Hodges already has had a head start in knowing how cars work; he’s been working 40 hours a week as a foreman of Nevada Fabrication Advanced Specialties Technologies, a fabrication shop where he works on racecars as well as restoring classic old cars.
“Some drivers these days that are my age, none of them work on the cars,” he said. “They just show up at the track on Saturday and just jump in and drive. I think you learn a lot more and you’re a better part of the team if you’re working on it during the week.”

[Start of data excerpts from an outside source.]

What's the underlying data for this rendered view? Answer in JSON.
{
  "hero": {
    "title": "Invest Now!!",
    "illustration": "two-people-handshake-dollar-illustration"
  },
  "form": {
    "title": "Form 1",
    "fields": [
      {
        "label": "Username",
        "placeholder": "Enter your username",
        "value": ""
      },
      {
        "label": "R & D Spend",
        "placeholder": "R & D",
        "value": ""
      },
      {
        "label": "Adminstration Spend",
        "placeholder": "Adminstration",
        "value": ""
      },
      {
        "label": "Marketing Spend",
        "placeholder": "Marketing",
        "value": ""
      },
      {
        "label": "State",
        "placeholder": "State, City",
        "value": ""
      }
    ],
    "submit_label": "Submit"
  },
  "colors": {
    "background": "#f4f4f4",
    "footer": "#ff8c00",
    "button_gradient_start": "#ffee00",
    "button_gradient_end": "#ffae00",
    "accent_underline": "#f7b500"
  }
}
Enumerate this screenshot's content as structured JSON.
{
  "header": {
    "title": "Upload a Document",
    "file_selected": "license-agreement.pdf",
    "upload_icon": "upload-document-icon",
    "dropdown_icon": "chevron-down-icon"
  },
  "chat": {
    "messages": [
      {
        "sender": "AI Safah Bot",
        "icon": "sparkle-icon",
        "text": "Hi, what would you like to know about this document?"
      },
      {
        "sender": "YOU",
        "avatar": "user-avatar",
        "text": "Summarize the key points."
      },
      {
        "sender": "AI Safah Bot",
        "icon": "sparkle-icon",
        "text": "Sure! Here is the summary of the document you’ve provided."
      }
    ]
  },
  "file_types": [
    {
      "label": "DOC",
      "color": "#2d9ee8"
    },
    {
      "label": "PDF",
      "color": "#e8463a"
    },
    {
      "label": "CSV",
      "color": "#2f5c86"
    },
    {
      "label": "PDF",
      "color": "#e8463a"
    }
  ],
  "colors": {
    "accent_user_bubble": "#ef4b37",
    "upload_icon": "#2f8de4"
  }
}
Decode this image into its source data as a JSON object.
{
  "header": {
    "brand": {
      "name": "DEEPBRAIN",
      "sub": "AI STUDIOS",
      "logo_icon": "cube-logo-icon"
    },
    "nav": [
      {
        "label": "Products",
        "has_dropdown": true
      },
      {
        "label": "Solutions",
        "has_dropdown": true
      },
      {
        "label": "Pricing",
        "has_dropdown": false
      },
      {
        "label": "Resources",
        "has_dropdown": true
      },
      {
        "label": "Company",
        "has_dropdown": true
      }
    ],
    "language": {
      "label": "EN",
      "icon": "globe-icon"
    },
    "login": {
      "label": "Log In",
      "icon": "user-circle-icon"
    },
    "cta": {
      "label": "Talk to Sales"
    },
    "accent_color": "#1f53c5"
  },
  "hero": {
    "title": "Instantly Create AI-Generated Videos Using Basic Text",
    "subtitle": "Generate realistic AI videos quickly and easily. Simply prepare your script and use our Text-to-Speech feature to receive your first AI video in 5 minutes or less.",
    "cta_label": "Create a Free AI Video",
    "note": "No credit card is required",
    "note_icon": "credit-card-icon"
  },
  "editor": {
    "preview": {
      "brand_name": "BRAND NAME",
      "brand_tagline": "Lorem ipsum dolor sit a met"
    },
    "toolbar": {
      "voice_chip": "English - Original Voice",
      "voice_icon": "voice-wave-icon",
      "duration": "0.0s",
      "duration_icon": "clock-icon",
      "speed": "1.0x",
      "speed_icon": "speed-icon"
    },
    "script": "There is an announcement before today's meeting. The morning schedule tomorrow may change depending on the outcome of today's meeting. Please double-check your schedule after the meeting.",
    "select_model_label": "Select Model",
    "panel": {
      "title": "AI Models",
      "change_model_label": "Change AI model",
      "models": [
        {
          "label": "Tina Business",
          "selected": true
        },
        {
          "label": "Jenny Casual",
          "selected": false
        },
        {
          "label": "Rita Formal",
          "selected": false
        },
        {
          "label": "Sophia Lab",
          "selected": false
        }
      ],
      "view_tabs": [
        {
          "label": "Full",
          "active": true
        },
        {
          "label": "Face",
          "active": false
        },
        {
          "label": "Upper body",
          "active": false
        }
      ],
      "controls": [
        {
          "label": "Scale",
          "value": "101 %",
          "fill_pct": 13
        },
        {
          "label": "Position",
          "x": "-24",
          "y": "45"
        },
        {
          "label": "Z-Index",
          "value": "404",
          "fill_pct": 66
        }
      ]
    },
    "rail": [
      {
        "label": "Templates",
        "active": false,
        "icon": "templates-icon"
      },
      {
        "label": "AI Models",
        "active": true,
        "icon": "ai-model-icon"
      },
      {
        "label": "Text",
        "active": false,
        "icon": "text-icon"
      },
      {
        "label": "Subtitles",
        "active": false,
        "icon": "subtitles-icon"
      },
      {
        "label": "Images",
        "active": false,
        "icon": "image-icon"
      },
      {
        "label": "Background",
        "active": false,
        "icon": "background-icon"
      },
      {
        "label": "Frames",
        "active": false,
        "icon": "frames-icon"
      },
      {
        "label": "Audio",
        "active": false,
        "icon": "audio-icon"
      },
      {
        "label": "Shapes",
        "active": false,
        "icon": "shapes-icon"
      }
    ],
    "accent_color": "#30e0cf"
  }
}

Hodges said he plans to call the shop every day while at Cal Poly and work when he has a break. He will also be racing Sept. 20 and Oct. 4-5 at the raceway at Altamont Motorsports Park.
He plans to get involved with Cal Poly’s Formula SAE team, in which students build a racecar and compete with it.
“At the current NASCAR level, there’s only a handful of drivers who have a college degree and they got there because they had a college degree,” Hodges said. “Once you’re in the car, you tell your crew chief and your team what’s going on in a more effective manner because all the crew chiefs have degrees. So if you can talk to them on that level, then you can relay information a lot more effectively.”
In the Big Dog Invitational this year, Hodges was speeding along in lap 25 of a 100-lap race when another driver took him out, smashing into the front end of his car. Although he was upset, Hodges managed to keep going after his crew fixed the car and worked his way from 28th to second place in an unusually large field of 39 cars.
“As soon as I got out of the car I felt so physically and emotionally drained,” Hodges said. “And all these really big-name guys, guys I really look up to, were coming up to me and saying what a great job we did getting back out there. When I leave the racetrack and everybody thinks really highly of the team, it really makes it all worth it.”